RADAR introduces a paradigm shift by adversarially training detection systems rather than classifiers to withstand adaptive attacks. The method combines standard classifier objectives with detector objectives and uses selective and orthogonal PGD variants to stabilize training. Empirical results across CIFAR-10, SVHN, and a subset of ImageNet show that RADAR markedly improves detector robustness against adaptive attacks (high ROC-AUC, low SR@5) while preserving clean accuracy and generalizing across unseen classifiers. This work suggests robust adversarial detectors can be a practical, high-impact element of secure ML systems.

Abstract

This paper presents RADAR-Robust Adversarial Detection via Adversarial Retraining-an approach designed to enhance the robustness of adversarial detectors against adaptive attacks, while maintaining classifier performance. An adaptive attack is one where the attacker is aware of the defenses and adapts their strategy accordingly. Our proposed method leverages adversarial training to reinforce the ability to detect attacks, without compromising clean accuracy. During the training phase, we integrate into the dataset adversarial examples, which were optimized to fool both the classifier and the adversarial detector, enabling the adversarial detector to learn and adapt to potential attack scenarios.
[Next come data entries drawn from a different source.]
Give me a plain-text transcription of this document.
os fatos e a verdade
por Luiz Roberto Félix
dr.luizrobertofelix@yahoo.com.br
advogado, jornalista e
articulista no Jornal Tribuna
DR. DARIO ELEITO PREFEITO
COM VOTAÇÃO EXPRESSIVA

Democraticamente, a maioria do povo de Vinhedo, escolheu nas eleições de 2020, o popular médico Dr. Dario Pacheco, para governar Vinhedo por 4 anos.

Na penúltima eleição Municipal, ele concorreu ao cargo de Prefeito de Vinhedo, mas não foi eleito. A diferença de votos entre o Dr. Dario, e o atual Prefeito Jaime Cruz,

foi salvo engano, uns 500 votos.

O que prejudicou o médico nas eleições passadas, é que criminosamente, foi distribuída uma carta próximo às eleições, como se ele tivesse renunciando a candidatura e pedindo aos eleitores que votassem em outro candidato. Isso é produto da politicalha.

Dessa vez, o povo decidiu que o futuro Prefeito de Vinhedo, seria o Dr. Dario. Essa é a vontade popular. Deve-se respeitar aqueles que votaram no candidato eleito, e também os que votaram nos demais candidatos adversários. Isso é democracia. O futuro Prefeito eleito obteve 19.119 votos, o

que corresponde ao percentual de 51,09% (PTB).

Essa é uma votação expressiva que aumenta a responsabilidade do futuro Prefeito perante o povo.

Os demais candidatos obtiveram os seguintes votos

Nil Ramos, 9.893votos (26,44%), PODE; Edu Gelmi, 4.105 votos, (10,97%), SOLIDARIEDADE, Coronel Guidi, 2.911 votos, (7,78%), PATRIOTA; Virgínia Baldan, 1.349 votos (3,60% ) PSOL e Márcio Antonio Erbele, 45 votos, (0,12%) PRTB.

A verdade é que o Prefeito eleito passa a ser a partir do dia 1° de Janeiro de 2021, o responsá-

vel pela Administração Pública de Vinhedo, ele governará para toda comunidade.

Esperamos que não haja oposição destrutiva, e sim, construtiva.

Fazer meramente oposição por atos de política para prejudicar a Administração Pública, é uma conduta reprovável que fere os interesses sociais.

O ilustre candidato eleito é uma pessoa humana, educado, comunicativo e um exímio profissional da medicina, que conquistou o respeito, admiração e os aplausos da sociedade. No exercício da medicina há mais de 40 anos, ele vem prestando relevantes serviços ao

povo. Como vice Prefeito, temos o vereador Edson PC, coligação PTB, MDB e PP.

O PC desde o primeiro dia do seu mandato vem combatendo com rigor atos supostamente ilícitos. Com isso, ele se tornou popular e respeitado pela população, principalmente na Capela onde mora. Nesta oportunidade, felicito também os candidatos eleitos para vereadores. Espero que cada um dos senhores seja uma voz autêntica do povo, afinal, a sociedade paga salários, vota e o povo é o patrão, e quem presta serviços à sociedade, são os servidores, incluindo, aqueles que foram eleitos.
Experimental evaluations on the CIFAR-10 and SVHN datasets demonstrate that our proposed algorithm significantly improves a detector's ability to accurately identify adaptive adversarial attacks -- without sacrificing clean accuracy.

Figures (8)

• Figure 1: General scheme of adversarial attacks. $x$: original image. $x'_{\texttt{adv}}$: standard adversarial attack. $x"_{\texttt{adv}}$: adaptive adversarial attack, targeting both $f_\theta$ (classifier) and $g_\phi$ (detector). The attacker's goal is to fool the classifier into misclassifying the image and at the same time fool the detector into reporting the attack as benign (i.e., fail to recognize an attack).
• Figure 2: Generalization performance of adversarially trained detectors, trained on CIFAR-10, SVHN and ImageNet. Each adversarial detector was trained using each corresponding classifier, e.g. ResNet-50 adversarial detector was trained using ResNet-50 image classifier. This table shows the generalization of each detector to other classifiers, which it didn't train with. A value represents the ROC-AUC of the respective detector/classifier pair, for OPGD (top row) and SPGD (bottom row) with $\epsilon=\frac{16}{255}$.
• Figure 3: CIFAR-10. Binary cross-entropy loss metrics, from the point of view of an attacker, are herein presented in the context of crafting an adversarial instance from the test set. These plots illustrate the progression of loss over 20 different images of orthogonal projected gradient descent (OPGD), with the main goal being to minimize the loss. Top: Prior to adversarial training, the loss converges to zero after a small number of iterations. Bottom: After adversarial training, the incurred losses are significantly higher by orders of magnitude (note the difference in scales), compared to those observed in their standard counterparts. This shows that the detector is now resilient, i.e., far harder to fool.
• Figure 4: SVHN. Binary cross-entropy loss metrics, from the point of view of an attacker, are herein presented in the context of crafting an adversarial instance from the test set.
• Figure 5: ImageNet. Binary cross-entropy loss metrics, from the point of view of an attacker, are herein presented in the context of crafting an adversarial instance from the test set using OPGD.